5 out of 5 stars Clean, deceptively simple writing - but rich food indeed!   August 2, 2003
titaniamoth (London UK)
20 out of 24 found this review helpful

Any autobiography written by a novelist whose literary craft and imaginative eye appeals to you, will be looked forward to and savoured, since the reader must hope that whatever the writer's life has been like, he or she will bring to bear their fine sense of observation and interpretation onto themselves. The best autobiography won't be just a catalogue of events, but will illustrate something universal. Hilary Mantel does not disappoint!

This is marvellous. She takes the stuff of ordinary beginnings, and of course illustrates how extraordinary we all are, how precious and unique, how our history and memories shape and mould us. I also found her accounts of how her own ill health has had profound effects on her perception of herself extremely moving (side effects of medications which changed her whole physical identity) She chooses to take 'snapshots' of various facets of her life, and expands them into something almost approaching meditations.

A wonderful book!


5 out of 5 stars READ THIS BOOK   June 12, 2003
21 out of 24 found this review helpful

It is almost impossible to convey the emotional impact of this memoir. At times it is almost too painful to realise the wrong done to Mantel by the medical profession over several decades, but it is the mark of a writer of depth, intelligence, insight and wit that she has turned such appalling experience into intensely moving prose that is little short of miraculous.

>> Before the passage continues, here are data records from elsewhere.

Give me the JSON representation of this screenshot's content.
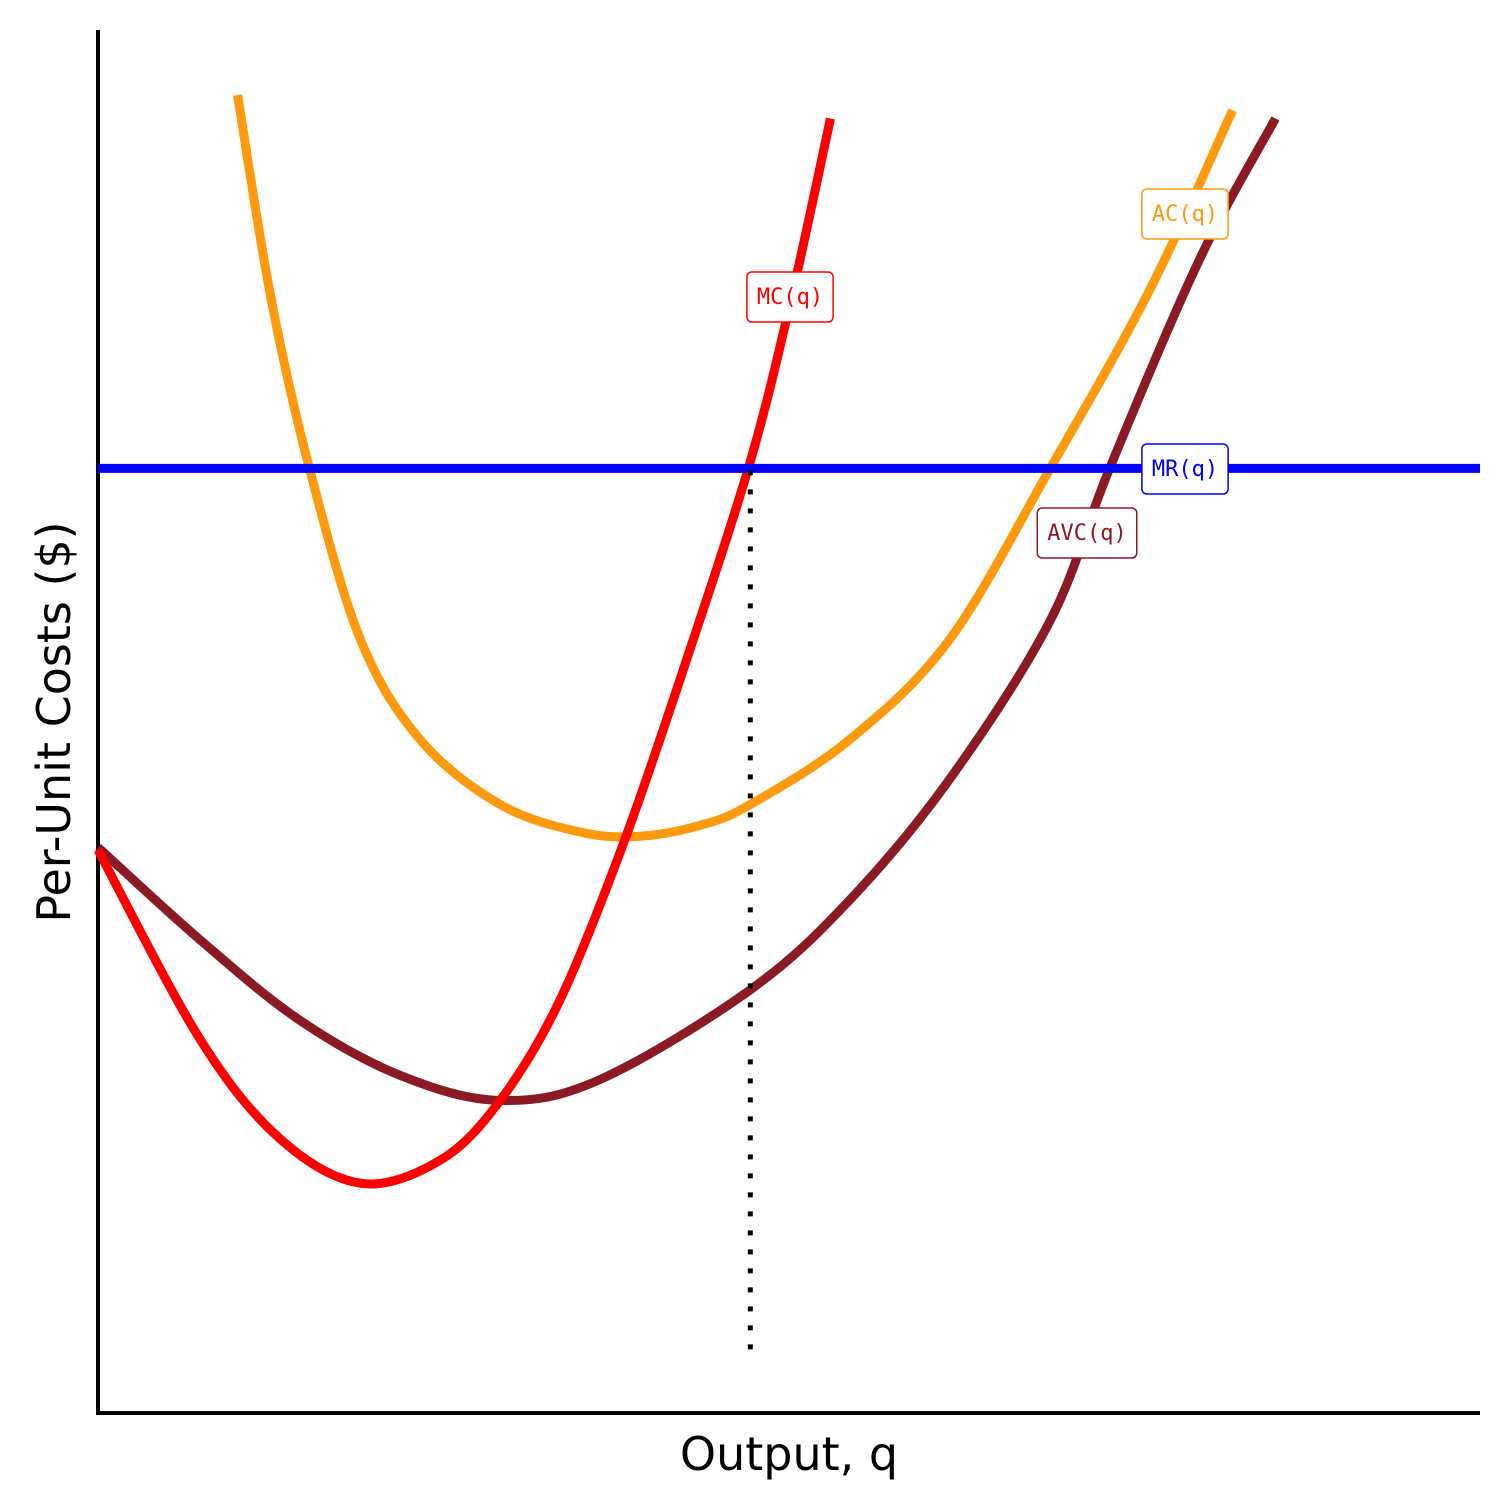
{
  "chart_data": {
    "type": "line",
    "xlabel": "Output, q",
    "ylabel": "Per-Unit Costs ($)",
    "xlim": [
      0,
      10
    ],
    "ylim": [
      0,
      10
    ],
    "series": [
      {
        "name": "MC(q)",
        "color": "#ff0000",
        "x": [
          0,
          0.74,
          1.32,
          1.91,
          2.48,
          2.91,
          3.34,
          3.81,
          4.28,
          4.72,
          5.01,
          5.3
        ],
        "values": [
          4.07,
          2.7,
          1.98,
          1.66,
          1.83,
          2.26,
          2.98,
          4.14,
          5.51,
          6.88,
          8.03,
          9.36
        ]
      },
      {
        "name": "AC(q)",
        "color": "#ff9a0e",
        "x": [
          1.01,
          1.25,
          1.53,
          1.9,
          2.33,
          2.91,
          3.49,
          3.92,
          4.36,
          4.72,
          5.44,
          6.16,
          6.89,
          7.61,
          8.21
        ],
        "values": [
          9.53,
          8.07,
          6.83,
          5.59,
          4.87,
          4.4,
          4.2,
          4.17,
          4.25,
          4.4,
          4.87,
          5.59,
          6.83,
          8.12,
          9.42
        ]
      },
      {
        "name": "MR(q)",
        "color": "#0000ff",
        "x": [
          0,
          10
        ],
        "values": [
          6.83,
          6.83
        ]
      },
      {
        "name": "AVC(q)",
        "color": "#8b1a24",
        "x": [
          0,
          0.74,
          1.46,
          2.19,
          2.91,
          3.63,
          4.72,
          5.44,
          6.16,
          6.89,
          7.32,
          7.97,
          8.52
        ],
        "values": [
          4.09,
          3.42,
          2.84,
          2.44,
          2.26,
          2.41,
          3.06,
          3.71,
          4.58,
          5.73,
          6.83,
          8.34,
          9.36
        ]
      }
    ],
    "q_star_line": {
      "x": 4.72,
      "y": [
        0.46,
        6.83
      ]
    }
  }
}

But then Mantel is a miraculous writer. If you haven't read her fiction you have a rare treat in store, and if you have you will have fallen upon her memoir eager to discover something about the razor sharp intellect behind such astonishing and varied story-telling. Every woman should read GIVING UP THE GHOST, as should every writer, every doctor, every student of human nature. Everyone, in fact. I defy anyone to remain unmoved by it.